The Philly cheesesteak has been corrupted over the years.

First came the chicken cheesesteak, subbing leaner poultry for beef in a curt nod to "health." Then came the meatless, sometimes seitan-ic cousins, the vegetarian and vegan "cheesesteaks."

At Gin & Pop, the newish bar in Francisville, chef Josh Noh also trots out the quotation marks for his mushroom "cheesesteak."

But you'll never think "cheesesteak" after you try this richly appointed sandwich, which is built on oyster, cremini, and shiitake mushrooms, with roasted garlic, baby arugula, and pickled shallots to balance the richness, and a truffle fondue made with Quadrello di Bufalo cheese. The whole thing overflows a seeded baguette from Liscio.

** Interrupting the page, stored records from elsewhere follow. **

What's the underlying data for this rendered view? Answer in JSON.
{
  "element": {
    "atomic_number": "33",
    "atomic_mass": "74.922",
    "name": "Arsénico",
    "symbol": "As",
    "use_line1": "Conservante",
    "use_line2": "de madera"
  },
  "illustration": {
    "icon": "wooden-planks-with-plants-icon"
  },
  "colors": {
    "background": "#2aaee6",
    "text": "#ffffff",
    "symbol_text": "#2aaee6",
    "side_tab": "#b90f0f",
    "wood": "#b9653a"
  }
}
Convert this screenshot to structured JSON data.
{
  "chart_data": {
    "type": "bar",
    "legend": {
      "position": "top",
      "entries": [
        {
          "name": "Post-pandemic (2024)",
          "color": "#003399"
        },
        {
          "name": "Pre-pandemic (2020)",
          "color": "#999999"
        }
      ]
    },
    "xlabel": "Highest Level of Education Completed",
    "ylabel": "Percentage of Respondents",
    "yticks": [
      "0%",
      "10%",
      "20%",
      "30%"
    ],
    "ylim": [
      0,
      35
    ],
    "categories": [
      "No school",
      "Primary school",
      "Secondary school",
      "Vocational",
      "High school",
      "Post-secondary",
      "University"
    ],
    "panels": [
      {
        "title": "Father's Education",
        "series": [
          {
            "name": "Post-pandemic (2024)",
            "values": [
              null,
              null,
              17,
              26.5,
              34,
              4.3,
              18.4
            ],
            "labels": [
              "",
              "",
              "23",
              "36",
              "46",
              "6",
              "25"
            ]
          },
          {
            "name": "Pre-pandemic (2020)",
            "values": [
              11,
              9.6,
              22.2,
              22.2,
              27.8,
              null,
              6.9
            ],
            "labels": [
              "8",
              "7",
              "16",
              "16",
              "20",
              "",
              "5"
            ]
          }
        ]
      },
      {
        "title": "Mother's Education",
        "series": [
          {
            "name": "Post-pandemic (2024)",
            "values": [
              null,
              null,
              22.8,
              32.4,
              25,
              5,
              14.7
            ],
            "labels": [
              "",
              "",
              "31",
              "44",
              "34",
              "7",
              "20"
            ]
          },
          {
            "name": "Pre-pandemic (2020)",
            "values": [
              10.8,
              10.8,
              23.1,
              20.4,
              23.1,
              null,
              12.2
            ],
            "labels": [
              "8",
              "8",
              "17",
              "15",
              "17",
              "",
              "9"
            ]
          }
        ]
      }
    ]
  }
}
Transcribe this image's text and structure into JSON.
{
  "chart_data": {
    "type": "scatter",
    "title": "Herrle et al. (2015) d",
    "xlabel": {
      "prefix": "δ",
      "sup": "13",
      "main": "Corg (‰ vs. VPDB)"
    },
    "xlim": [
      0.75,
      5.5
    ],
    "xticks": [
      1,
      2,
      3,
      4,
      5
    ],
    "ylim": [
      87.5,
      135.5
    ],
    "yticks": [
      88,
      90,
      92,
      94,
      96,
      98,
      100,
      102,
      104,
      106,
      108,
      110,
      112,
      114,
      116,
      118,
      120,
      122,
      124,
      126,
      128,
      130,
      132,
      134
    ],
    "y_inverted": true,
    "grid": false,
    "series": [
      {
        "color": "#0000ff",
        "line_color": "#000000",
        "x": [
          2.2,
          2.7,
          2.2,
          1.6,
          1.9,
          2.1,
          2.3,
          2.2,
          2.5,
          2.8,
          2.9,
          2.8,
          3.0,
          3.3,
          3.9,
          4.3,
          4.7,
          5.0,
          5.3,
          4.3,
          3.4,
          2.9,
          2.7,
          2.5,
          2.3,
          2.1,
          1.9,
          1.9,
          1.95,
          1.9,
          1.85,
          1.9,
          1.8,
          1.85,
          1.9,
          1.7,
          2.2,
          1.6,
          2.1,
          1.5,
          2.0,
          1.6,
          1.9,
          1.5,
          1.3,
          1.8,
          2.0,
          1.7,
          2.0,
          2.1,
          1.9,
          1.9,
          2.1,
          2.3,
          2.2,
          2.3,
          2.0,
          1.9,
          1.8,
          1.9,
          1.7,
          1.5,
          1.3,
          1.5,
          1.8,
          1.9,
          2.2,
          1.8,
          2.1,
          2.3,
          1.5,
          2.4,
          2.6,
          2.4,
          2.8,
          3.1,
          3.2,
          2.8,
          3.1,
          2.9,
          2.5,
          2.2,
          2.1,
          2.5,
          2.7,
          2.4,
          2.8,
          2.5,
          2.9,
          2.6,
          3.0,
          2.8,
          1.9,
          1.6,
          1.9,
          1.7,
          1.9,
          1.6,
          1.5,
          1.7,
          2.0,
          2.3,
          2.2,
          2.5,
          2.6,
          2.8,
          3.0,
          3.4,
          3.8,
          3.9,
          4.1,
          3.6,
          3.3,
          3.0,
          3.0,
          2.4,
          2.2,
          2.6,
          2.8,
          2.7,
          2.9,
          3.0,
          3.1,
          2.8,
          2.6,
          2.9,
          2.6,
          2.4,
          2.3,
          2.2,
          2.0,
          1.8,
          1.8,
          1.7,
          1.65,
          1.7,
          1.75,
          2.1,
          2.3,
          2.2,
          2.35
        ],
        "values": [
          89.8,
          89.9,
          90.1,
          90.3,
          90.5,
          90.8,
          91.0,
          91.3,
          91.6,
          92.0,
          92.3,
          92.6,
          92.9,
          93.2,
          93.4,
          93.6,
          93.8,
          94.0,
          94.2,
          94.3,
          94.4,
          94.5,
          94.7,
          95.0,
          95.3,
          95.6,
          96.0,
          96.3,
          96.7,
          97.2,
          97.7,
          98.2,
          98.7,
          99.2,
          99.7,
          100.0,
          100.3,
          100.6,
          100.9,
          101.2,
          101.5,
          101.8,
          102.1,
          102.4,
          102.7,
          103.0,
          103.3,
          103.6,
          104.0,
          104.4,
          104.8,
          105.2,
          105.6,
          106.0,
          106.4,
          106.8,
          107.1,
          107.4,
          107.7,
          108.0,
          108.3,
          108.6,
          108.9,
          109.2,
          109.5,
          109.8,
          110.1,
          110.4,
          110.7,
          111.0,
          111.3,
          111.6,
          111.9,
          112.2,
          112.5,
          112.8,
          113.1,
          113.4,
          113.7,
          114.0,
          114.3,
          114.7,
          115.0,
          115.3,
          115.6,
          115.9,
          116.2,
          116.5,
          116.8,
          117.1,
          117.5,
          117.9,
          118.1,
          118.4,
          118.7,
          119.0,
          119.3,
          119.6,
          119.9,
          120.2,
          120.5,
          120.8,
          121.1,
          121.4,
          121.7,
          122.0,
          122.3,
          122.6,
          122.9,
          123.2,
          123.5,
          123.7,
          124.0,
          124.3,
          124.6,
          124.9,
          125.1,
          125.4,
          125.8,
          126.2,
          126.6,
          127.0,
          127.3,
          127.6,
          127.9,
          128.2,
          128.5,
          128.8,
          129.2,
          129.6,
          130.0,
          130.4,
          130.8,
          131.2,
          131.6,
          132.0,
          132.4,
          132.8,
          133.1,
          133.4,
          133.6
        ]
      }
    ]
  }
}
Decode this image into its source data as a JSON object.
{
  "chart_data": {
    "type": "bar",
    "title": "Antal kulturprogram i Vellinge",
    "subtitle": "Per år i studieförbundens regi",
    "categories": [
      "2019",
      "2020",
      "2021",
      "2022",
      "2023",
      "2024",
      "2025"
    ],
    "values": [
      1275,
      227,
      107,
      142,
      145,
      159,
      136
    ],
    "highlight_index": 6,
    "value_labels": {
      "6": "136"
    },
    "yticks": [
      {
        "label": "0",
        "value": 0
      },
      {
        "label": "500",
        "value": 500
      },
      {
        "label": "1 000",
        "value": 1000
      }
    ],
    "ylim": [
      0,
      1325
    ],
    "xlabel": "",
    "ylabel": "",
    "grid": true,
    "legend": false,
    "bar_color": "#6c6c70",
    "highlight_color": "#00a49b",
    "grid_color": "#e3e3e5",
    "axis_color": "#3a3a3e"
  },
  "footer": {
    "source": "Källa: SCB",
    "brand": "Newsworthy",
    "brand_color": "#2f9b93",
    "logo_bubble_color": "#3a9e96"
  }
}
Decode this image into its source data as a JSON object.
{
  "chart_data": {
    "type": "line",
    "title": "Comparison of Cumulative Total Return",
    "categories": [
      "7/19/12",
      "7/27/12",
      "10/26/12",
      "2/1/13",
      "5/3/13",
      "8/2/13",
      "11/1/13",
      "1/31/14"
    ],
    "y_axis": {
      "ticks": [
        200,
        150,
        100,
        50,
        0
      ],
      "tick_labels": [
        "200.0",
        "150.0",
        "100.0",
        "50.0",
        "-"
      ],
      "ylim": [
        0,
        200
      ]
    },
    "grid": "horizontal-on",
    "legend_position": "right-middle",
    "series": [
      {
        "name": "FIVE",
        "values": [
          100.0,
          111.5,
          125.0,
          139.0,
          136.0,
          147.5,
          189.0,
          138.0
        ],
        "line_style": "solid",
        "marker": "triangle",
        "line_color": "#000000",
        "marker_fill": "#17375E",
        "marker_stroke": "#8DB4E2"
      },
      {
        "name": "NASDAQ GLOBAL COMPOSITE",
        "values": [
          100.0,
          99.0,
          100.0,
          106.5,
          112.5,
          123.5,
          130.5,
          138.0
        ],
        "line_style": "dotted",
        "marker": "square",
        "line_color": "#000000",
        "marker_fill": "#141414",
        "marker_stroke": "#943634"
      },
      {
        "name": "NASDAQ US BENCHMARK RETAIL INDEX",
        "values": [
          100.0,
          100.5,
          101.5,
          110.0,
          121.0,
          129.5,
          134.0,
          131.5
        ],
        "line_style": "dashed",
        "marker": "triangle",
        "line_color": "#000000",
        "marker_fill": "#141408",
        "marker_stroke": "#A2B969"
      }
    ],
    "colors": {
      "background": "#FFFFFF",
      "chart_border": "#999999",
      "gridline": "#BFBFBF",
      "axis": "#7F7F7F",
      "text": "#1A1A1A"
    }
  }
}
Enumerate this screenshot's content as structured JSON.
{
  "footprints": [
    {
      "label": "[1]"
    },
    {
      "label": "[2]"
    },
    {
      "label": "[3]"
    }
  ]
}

Noh says he got the idea while working at Talula's Garden. It was initially a toast, with Quadrello, mushrooms, and escargot. "The feedback was amazing, so I kept it in my 'food bank' as an easy item to transition to a vegetarian option," he says.

Want to compare it to a regular cheesesteak? You can't at Gin & Pop. Noh doesn't offer one, though — heh heh — he will add braised short rib or sliced petite filet to this sandwich upon request.

But then it would be a cheesesteak, right? — Michael Klein

Mushroom "cheesesteak" ($14, including fries) at Gin & Pop, 1839 Poplar St.